Bara or al-Bara (بارة) is one of the former "Dead Cities" in northwestern Syria. It is located in the Zawiya Mountain approximately 65 km north from Hama and approx. 80 km southwest from Aleppo. Al-Bara is also a town in Ariha district. According to the Syria Central Bureau of Statistics (CBS), al-Bara had a population of 10,353 in the 2004 census. Its population is mostly Sunni Muslim.

==History==
The settlement was established in the fourth century at an important trade route between Antioch and Apamea. Due to good location and excellent conditions to produce wine and olive oil, it flourished in the 5th and 6th centuries; this was aided by the plentiful underground water in the area. Agricultural development accelerated from the 5th century, with peasants digging to access underground springs rather than relying on waterfalls, the appearance of a network of wells and canals across the region, the cutting of private reservoirs in courtyards to collect rainwater, and the digging of large communal reservoirs.

The site’s affluence is demonstrated by well-decorated stonework, industrial-scale olive presses and a small number of decorated monumental tombs from the 6th century. The settlement is one of the only mountain sites of the Dead Cities with more than a dozen hearths. A series of ruined monasteries are close to the southern edge of the site, with Deir Sobat in good condition and Deir Debbane and al-Deir in a poorer state of repair. Church E5, in the centre of the complex, is particularly richly decorated, with the church layout and mosaic representations similar to those of nearby Apamea.

At the height of the Byzantine Empire’s power, the emperors increased their control over sites like Bara, strategically positioned to both protect mountain access and survey the more contested plains to the east. When Muslims conquered the region and trading routes were disrupted and other Dead Cities were abandoned, Bara remained inhabited, most inhabitants remained Christians, and the town even became a seat of a bishopric subordinate of Antioch under Peter of Narbonne. The centre of the town was excavated in 2007-2010, revealing a large mosque identified thanks to its fully preserved mihrab. The excavation also uncovered a bath complex which had undergone four distinct phases of occupation: the construction of late Roman thermal baths, the conversion to hammams during the early Islamic period, their abandonment during the 11th century, and their conversion to housing during the Mamluk period.

In 1098, Al-Bara was conquered by crusaders (from there they later set off to the infamous cannibalistic massacre of Ma`arat al-Numan) led by Raymond de Saint-Gilles. The town was taken by Ridwan in 1104 and retaken by Tancred a year later. However, it was retaken by Muslims from 1119 to 1122. In 1123, the town was reconquered by Belek Ghazi who built a small fortress. By 1130, it was retaken by the crusaders of Antioch until it was finally controlled by Nur ad-Din in 1148. The mainly Christian population of Al-Bara was subsequently expelled. Later in the 12th century, after a severe earthquake, the town was abandoned.
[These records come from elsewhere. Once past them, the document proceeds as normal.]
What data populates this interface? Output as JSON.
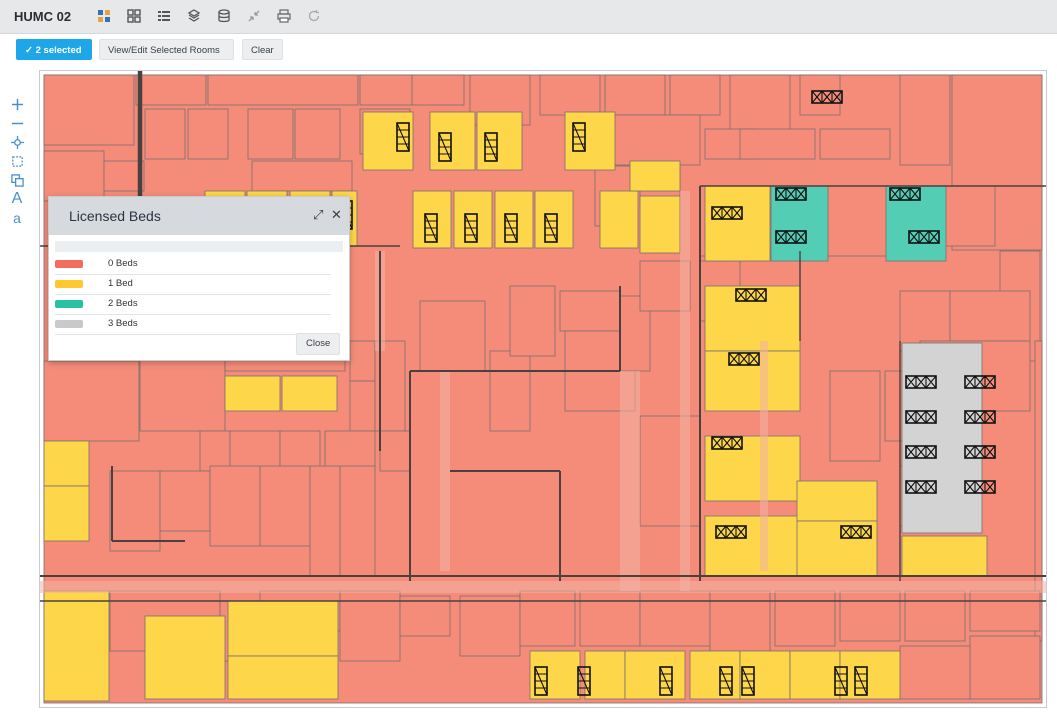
{
  "header": {
    "title": "HUMC 02"
  },
  "toolbar": {
    "icons": [
      "grid-color-icon",
      "grid-icon",
      "list-icon",
      "layers-icon",
      "stack-icon",
      "collapse-icon",
      "print-icon",
      "refresh-icon"
    ]
  },
  "actions": {
    "selected_label": "2 selected",
    "view_edit_label": "View/Edit Selected Rooms",
    "clear_label": "Clear"
  },
  "map_tools": [
    "zoom-in",
    "zoom-out",
    "pan",
    "select-area",
    "copy",
    "text-large",
    "text-small"
  ],
  "map_tool_glyphs": {
    "text_large": "A",
    "text_small": "a"
  },
  "legend": {
    "title": "Licensed Beds",
    "close_label": "Close",
    "items": [
      {
        "label": "0 Beds",
        "color": "#f26d5e"
      },
      {
        "label": "1 Bed",
        "color": "#fdc92e"
      },
      {
        "label": "2 Beds",
        "color": "#26c2a2"
      },
      {
        "label": "3 Beds",
        "color": "#c9c9c9"
      }
    ]
  },
  "colors": {
    "room_zero": "#f58c7a",
    "room_one": "#fdd64a",
    "room_two": "#54cdb5",
    "room_three": "#d3d3d3",
    "accent": "#1ea7e8"
  }
}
Later, in the beginning of the 20th century, a modern village of the same name arose near the site of the ancient town and till today it has grown to the size of a small town.

Al-Bara's ruins are the most extensive of all Dead Cities and are scattered among fields, olive groves and orchards. Due to its long continuous inhabitation, the ruins are also some of the most varied of the Dead Cities. Among many others, one can distinguish remains of at least five churches, three monasteries, several villas, two pyramidal tombs and one underground tomb.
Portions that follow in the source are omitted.